This article was originally published in the Alaska Highway News.
Dave Cobb is president and CEO of BC Hydro. In August, he confirmed what Hydro watchers have been saying for some time: that provincial energy policy is forcing Hydro to buy electricity it doesn’t need at prices higher than it needs to pay. Mr. Cobb said that if the government’s policy doesn’t change, BC Hydro would be “spending hundreds of millions of dollars per year of ratepayers’ money with no value in return” and that Hydro would be required “to buy far more long-term power than we need.”
That means that without changes, your BC Hydro bill will be going up – a lot – when it doesn’t need to.
Cobb was talking about restrictions imposed on BC Hydro by the province’s policies, especially electricity self-sufficiency. Legislation passed last year requires that Hydro hold enough electricity by 2016 to meet all BC needs. By 2020 it must hold 3000 gigawatt hours extra. It must be able to do that in the lowest water year on record. That means BC will have surplus electricity in all years except the very worst one, which might occur once every fifty or more years.
The theory, apparently, was that all the surplus power could be sold to the United States and Alberta. But abundant low-cost natural gas has allowed them to develop their own gas-fired generation, so the export market isn’t as large as anticipated and what market there is won’t command the prices that Hydro needs to cover off the cost of what it’s committed to buy.
Besides having to acquire more electricity than needed, Hydro is also required to buy that electricity from private independent power producers (IPP’s) operating in BC. Hydro could buy it cheaper on the open market both now and in the foreseeable future.
Purchases are classified as non-firm, meaning electricity that isn’t available all the time such as wind or run-of-river; and firm, meaning electricity that’s always available.
Bids from IPP’s to supply electricity to BC Hydro recently came in at an average of $100 per megawatt hour for non-firm and $124 for firm. Recent spot market prices ranged from a low of $4.34 for non-firm to a high of $52.43 for firm. Firm power with delivery in 2012 was recently listed at $27-35 on the Pacific Northwest wholesale market. The further into the future you go, the less reliable the price predictions. Keeping that in mind, the 2030 price is suggested to be in the range of $81-85 per megawatt hour. So relying on the best information available, it seems BC Hydro is being forced to pay artificially high prices for electricity.
Buying high and selling low doesn’t work for long. So who will pick up the shortfall between what Hydro is paying and what it can sell the electricity for?
Well, that would be you, BC Hydro customers.
That Energy Act requires that the electricity rates be high enough that Hydro can recover the costs of that electricity it is required to buy. So your rates go up to cover “spending hundreds of millions of dollars per year of ratepayers money for no value…”

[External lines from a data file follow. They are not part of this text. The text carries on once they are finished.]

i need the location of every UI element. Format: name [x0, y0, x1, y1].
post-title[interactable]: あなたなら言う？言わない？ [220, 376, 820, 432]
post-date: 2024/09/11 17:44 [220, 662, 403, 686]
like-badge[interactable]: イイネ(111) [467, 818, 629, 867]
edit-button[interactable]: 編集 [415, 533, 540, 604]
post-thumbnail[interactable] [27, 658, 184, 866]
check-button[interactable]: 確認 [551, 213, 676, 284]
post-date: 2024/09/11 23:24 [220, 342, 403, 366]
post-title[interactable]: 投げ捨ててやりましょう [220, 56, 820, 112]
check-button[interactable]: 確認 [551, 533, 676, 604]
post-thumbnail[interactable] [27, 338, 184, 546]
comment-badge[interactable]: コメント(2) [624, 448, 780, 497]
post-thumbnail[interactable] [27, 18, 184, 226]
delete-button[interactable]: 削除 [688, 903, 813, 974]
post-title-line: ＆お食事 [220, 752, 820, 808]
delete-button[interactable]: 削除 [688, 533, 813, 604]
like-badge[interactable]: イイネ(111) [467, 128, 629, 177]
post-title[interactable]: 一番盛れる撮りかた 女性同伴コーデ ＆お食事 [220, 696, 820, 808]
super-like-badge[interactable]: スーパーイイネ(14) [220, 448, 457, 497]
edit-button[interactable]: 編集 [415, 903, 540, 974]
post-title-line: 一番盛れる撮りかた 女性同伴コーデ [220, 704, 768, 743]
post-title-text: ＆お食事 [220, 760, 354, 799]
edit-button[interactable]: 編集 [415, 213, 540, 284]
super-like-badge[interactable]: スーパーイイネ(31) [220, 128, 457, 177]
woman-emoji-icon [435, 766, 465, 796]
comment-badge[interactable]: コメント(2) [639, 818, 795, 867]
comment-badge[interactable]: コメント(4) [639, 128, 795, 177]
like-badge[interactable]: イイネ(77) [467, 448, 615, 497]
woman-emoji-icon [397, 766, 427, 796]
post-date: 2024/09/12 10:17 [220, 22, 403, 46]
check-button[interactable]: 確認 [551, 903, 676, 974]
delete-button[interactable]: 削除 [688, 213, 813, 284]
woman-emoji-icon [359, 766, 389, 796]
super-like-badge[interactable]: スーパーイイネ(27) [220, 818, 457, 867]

Although rate-payers are on the hook for the costs, they have been noticeably absent from creating the policy that’s pushing up Hydro rates. If there’s to be a change in provincial electricity policy, then rate-payers will have to stand up and insist that seeing as they’re footing the bill, they want their interests to be protected.
Gwen Johansson has served on numerous energy-related endeavours. She co-chaired the Northeast Energy & Mines Advisory Committee; served on BC Hydro’s Integrated Electricity Planning Committee; is a former BC Hydro Director and a former member of the BC Energy Council. She lives in the Peace Valley near Hudson’s Hope.